In our entire series, the multivariate regression analysis showed that complete aortic arch replacement, age >75 years, acute kidney injury requiring replacement therapy, and respiratory failure were independent risk factors for operative mortality. On the other hand, the proximal extension of the surgical correction of the dissected aorta did not affect early results. Therefore, if the root is involved, either a valve-sparing operation or a Bentall procedure can be performed with a relative safeness [36].

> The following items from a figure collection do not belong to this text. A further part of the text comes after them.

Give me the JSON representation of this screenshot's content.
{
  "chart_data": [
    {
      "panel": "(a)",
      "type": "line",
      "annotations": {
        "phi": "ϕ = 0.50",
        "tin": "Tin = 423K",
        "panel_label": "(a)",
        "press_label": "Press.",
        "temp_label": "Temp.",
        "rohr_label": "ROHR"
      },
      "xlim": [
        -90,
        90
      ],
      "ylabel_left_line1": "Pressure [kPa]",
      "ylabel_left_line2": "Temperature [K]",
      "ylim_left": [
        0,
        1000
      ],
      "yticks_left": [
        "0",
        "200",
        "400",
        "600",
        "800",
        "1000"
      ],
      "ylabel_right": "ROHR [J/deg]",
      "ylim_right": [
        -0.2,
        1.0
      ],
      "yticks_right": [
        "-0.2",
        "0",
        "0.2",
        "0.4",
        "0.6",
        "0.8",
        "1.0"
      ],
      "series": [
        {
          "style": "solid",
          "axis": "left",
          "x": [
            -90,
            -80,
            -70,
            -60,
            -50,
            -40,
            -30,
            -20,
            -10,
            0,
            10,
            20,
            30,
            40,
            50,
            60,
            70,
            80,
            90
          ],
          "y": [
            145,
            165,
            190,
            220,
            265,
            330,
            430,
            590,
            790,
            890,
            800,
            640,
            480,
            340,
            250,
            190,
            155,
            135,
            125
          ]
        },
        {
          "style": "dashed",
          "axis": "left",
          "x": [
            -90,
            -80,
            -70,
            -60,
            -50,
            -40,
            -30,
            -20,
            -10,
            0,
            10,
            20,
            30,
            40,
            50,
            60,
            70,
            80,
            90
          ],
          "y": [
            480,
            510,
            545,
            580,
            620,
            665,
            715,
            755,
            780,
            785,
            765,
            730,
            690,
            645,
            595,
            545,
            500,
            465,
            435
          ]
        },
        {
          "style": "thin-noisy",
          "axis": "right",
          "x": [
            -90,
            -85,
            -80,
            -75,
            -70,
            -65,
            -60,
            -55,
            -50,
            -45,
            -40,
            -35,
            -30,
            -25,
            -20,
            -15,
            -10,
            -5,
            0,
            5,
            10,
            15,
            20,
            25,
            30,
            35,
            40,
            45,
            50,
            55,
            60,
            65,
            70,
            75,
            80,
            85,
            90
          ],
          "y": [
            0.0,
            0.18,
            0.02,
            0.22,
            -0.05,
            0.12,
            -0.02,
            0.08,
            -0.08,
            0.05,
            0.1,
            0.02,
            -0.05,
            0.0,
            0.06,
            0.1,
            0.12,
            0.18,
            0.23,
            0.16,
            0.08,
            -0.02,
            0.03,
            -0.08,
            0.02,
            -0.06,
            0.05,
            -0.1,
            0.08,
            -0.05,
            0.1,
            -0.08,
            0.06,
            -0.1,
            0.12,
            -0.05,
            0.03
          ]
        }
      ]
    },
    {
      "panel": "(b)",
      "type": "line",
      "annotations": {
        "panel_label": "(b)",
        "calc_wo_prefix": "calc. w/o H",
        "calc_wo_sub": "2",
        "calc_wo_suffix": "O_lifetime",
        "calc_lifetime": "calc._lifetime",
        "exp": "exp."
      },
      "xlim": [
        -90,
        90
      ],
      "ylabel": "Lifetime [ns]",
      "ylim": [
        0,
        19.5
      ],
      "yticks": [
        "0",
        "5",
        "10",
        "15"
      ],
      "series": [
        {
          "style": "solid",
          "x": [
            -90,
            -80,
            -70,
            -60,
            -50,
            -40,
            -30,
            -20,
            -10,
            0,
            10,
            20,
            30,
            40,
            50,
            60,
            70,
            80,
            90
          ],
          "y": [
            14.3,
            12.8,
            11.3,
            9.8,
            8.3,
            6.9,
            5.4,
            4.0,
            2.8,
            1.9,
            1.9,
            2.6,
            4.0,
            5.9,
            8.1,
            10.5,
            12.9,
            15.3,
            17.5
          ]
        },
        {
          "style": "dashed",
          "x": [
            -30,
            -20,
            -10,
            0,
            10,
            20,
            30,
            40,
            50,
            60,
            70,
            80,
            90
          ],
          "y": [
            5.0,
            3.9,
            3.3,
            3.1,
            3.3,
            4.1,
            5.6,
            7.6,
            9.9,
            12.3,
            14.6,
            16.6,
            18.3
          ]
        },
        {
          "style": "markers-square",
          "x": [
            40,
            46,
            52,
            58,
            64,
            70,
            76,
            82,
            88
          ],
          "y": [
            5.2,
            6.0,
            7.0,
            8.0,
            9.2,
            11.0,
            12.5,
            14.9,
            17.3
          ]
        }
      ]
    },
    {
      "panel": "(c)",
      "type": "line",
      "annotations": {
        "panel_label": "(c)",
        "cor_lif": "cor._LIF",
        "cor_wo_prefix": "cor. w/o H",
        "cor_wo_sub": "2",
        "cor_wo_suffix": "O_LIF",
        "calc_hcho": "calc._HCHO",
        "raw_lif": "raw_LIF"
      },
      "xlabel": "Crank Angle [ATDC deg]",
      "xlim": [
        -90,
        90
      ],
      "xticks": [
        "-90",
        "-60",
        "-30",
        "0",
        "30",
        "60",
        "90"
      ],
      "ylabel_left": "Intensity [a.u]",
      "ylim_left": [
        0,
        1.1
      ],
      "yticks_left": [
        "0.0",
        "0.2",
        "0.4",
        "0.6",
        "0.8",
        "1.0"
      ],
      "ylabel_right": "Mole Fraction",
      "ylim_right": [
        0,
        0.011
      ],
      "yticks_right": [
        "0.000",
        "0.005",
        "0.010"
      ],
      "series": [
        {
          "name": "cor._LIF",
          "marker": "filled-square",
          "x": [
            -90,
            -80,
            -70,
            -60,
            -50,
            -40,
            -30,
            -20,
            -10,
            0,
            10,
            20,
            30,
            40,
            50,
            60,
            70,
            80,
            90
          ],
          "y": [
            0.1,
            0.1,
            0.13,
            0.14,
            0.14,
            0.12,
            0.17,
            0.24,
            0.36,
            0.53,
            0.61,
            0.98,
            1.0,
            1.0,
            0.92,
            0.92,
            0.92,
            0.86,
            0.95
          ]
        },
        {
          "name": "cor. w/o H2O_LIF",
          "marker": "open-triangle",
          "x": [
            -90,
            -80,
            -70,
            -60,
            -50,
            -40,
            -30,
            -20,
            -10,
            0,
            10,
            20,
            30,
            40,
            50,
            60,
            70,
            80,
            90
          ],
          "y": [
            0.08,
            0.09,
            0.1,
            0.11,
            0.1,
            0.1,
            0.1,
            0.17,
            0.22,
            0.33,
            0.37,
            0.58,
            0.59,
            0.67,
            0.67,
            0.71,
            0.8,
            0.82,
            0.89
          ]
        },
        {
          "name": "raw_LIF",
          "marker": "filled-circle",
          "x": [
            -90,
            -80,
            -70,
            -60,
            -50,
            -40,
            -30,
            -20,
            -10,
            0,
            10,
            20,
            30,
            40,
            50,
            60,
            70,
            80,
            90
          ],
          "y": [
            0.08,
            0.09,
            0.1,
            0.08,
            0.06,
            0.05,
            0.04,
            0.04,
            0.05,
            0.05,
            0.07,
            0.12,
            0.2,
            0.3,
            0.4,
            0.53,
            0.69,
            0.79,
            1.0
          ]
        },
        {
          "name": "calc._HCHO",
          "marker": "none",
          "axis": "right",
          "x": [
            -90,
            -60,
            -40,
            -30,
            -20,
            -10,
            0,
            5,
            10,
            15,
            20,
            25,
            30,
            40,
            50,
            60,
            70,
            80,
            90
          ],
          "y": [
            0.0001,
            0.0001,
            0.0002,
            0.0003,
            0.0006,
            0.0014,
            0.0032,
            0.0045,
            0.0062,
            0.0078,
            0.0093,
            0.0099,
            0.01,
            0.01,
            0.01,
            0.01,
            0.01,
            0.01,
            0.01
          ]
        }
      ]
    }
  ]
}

Even the role of patient’s age is somewhat controversial. In one of the earlier papers on this topic, Neri and colleagues analyzed surgical results in octogenarians, and they concluded that a found 30-day mortality of 83% and an intraoperative mortality of 33% were excessively high to justify a surgical repair in this subgroup of patients [37]. In 2002, Mehta and coworkers analyzed data from the IRAD, stratifying patients by age with a cutoff of 70 years: postoperative complications were similar in the two groups; among patients treated surgically, in-hospital mortality was higher in the elderly cohort (37.5% vs. 23%) but still lower than medically managed patients of corresponding age [38]. In 2010, Trimarchi et al. reviewed the IRAD and, analyzing in-hospital mortality of medically versus surgically managed patients, concluded that surgery continued to be recommended for patients aged 70-80 years and beneficial for octogenarians [4]. Similar conclusions were found by Rylski et al. collecting data from the German Registry for Acute Aortic Dissection Type A registry [39]. Our experience showed that older patients (age >75 years) had a four-fold increased risk of in-hospital mortality, and the indication to surgery should be cautiously evaluated case by case.
This is a retrospective, observational, nonrandomized study and several limitations should be kept in consideration: first, unrecognized risk factors might affect clinical outcomes. Secondly, the preoperative presence of malperfusion was not evaluated during the study, although it can be assumed that the incidence of malperfusion was homogeneously distributed between the two groups of patients.
Furthermore, this study represents a single-center experience focused on the difference between UACP and BACP, and the sample is relatively small, thus underestimating the statistical power of the analysis, although it reflects quite a large real world practice.
In conclusion, our study on cerebral protection in AAAD showed there is no evidence that BACP is superior to UACP combined with HCA for emergency aortic arch surgery in preventing early PNI and in-hospital mortality. BACP can be achieved with security also via right axillary cannulation alone, with no increased of PNI and inhospital mortality.